Life Alone, no reason.

23:37 & the heart is ripped.
A long walk through the darkness. Drifting through shorelines

Distance uncertain, a final fatal dream.
No-one to love & empty solitude.

The world is so large, but I can’t scream any louder
I ache for a drug that doesn’t exist.

Pleasure an illusion of the crazy & dead.
I sit in a room of which there’s no sound

I can’t tell you of the pain that I feel deep inside
You’d hate me for this weakness as the mirror pays witness.

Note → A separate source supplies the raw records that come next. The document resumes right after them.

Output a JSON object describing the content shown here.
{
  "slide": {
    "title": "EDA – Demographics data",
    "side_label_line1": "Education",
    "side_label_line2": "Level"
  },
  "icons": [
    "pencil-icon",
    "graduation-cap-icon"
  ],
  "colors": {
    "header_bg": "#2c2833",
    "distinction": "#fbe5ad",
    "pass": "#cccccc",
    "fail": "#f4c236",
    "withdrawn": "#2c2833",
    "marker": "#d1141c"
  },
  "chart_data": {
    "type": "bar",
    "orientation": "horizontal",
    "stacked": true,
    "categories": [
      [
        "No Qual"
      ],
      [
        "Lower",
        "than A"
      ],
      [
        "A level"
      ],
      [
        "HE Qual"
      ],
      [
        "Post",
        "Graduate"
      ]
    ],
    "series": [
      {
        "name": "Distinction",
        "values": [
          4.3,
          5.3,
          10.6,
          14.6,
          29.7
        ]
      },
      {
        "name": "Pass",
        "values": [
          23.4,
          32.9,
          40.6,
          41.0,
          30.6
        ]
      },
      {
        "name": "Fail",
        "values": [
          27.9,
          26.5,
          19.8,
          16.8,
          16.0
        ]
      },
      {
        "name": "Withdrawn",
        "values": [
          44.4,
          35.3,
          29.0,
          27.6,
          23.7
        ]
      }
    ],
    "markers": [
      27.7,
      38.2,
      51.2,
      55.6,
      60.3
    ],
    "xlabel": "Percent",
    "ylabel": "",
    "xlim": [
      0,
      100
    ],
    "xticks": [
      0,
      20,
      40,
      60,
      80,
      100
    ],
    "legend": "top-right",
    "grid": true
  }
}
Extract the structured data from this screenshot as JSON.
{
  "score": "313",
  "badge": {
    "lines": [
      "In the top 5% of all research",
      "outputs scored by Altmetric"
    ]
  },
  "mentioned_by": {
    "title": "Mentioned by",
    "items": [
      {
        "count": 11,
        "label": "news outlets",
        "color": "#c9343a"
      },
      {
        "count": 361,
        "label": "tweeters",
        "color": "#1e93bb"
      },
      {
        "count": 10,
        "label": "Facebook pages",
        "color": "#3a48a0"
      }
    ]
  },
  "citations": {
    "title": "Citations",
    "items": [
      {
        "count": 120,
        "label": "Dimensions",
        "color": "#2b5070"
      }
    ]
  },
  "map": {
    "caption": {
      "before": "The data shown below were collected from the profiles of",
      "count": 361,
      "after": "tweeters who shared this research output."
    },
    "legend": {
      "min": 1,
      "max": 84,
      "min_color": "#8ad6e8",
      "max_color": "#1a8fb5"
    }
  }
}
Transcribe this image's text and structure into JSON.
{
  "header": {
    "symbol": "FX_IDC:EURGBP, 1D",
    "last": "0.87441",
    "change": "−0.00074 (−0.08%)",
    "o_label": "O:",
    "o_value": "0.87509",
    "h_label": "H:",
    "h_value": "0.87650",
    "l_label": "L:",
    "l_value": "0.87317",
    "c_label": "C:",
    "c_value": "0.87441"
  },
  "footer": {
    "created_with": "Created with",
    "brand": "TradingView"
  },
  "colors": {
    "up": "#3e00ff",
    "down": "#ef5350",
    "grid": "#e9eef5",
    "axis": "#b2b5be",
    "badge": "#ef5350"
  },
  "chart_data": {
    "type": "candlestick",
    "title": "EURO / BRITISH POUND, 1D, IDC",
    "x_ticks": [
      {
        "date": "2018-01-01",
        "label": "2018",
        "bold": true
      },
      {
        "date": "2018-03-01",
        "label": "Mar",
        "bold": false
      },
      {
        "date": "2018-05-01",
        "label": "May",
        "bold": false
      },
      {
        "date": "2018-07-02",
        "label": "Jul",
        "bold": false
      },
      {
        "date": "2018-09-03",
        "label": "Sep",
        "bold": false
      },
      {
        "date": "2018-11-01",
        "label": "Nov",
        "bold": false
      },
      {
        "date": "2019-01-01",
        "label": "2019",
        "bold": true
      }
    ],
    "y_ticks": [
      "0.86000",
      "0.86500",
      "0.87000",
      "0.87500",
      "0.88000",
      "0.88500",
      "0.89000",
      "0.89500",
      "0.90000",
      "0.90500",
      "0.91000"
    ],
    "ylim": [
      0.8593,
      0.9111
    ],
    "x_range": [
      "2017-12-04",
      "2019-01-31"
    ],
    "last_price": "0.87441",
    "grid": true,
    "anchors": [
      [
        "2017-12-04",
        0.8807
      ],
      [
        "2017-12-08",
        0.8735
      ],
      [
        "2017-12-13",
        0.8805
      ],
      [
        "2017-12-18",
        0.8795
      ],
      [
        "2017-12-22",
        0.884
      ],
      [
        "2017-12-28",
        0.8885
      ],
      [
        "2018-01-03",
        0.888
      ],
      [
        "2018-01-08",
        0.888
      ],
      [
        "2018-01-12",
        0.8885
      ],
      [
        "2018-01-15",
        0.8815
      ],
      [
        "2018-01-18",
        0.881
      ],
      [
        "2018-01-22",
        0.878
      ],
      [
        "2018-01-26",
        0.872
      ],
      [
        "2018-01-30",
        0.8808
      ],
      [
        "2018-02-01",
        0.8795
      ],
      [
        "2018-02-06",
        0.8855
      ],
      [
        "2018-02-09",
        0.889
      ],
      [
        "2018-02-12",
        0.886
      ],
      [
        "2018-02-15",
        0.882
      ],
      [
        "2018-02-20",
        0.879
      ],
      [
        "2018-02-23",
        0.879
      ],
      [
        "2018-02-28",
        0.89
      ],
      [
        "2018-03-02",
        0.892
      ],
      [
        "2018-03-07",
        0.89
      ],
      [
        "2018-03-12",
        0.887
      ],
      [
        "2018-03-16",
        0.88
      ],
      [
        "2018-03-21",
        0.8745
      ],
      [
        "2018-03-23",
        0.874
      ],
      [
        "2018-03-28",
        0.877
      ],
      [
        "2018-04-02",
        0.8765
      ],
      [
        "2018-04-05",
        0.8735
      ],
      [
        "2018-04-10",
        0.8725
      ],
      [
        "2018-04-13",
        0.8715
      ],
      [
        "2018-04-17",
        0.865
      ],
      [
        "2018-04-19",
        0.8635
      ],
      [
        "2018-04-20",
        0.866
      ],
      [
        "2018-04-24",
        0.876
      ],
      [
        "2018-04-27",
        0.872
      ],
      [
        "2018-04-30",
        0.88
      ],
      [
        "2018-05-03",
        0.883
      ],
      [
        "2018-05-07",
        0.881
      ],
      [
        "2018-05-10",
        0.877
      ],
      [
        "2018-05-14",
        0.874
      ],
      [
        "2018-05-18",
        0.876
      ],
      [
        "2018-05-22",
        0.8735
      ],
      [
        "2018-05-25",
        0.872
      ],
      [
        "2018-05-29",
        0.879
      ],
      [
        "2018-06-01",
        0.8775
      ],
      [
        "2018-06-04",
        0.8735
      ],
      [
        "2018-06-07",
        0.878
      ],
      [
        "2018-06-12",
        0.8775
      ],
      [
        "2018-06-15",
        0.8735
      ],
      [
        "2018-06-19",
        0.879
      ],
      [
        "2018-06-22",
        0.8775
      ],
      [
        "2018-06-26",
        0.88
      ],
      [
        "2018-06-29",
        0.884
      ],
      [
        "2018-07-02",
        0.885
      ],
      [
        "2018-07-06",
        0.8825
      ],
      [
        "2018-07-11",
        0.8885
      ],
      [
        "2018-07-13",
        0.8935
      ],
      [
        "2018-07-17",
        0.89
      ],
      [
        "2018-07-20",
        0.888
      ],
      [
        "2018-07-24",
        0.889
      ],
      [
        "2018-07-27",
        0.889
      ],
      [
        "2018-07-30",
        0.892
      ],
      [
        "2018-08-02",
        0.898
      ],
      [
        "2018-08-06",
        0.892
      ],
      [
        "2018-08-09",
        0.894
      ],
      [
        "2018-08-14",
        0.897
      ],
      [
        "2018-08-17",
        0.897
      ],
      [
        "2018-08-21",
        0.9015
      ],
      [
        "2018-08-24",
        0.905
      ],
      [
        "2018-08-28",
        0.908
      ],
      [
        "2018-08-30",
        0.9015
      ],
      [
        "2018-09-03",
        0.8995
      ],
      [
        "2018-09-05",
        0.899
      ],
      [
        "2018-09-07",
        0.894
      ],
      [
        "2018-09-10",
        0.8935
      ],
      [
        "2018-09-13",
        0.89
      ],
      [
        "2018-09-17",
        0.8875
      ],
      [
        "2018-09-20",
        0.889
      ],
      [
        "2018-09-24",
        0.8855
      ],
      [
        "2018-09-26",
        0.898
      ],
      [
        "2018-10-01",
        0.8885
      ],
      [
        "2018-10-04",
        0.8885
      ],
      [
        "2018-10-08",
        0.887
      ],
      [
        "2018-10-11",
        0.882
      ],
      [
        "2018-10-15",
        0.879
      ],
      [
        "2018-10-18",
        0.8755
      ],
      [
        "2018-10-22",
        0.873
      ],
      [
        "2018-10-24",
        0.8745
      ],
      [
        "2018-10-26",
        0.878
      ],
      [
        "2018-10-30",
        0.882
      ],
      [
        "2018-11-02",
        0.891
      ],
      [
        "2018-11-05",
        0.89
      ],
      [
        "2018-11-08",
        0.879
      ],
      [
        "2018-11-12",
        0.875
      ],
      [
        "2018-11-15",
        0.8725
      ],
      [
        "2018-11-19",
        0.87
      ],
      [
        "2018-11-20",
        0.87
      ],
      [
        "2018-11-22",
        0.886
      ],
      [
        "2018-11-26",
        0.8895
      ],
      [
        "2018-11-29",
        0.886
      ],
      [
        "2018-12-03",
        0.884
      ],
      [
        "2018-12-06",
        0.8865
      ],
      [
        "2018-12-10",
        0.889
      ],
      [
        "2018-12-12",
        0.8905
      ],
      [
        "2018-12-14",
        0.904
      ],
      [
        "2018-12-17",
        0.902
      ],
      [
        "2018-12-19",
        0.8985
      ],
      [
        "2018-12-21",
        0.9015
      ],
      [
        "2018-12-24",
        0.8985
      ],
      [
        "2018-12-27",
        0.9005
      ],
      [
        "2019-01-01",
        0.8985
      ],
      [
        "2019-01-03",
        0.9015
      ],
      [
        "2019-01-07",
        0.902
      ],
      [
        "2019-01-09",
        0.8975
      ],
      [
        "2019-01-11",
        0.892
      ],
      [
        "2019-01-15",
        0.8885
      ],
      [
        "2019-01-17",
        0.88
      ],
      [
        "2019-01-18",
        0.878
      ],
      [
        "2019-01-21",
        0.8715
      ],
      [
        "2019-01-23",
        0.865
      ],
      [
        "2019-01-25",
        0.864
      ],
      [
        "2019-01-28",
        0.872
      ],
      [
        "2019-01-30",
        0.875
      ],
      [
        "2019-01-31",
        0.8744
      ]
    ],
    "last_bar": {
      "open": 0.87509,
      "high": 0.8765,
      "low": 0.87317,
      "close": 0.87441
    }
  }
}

The stars are illusions of a god which has failed
Nightmares exist in the eyes of the stranger

& money takes no more than the soul of this man.
Where is my saviour when all the thinkers are dead?

Buddha was a dreamer who retired to a tree
Smiling & kissing, a thinker in pain

No grip to be certain, a hand in the ocean
I’m drowning in not knowing, the direction I’m going.

Given a rock or a rope from an angel unknown
Once more accidentally, I’d kill & she’d moan.

Tears are my pillow, placed by my weakness
I wish I could conquer, My brain & my fate

Dreams they take over & I bid you farewell,
Though Love is a lie, it’s one that I seek.

~ On seeing the film ‘Up in the Air’ & reflecting on my life.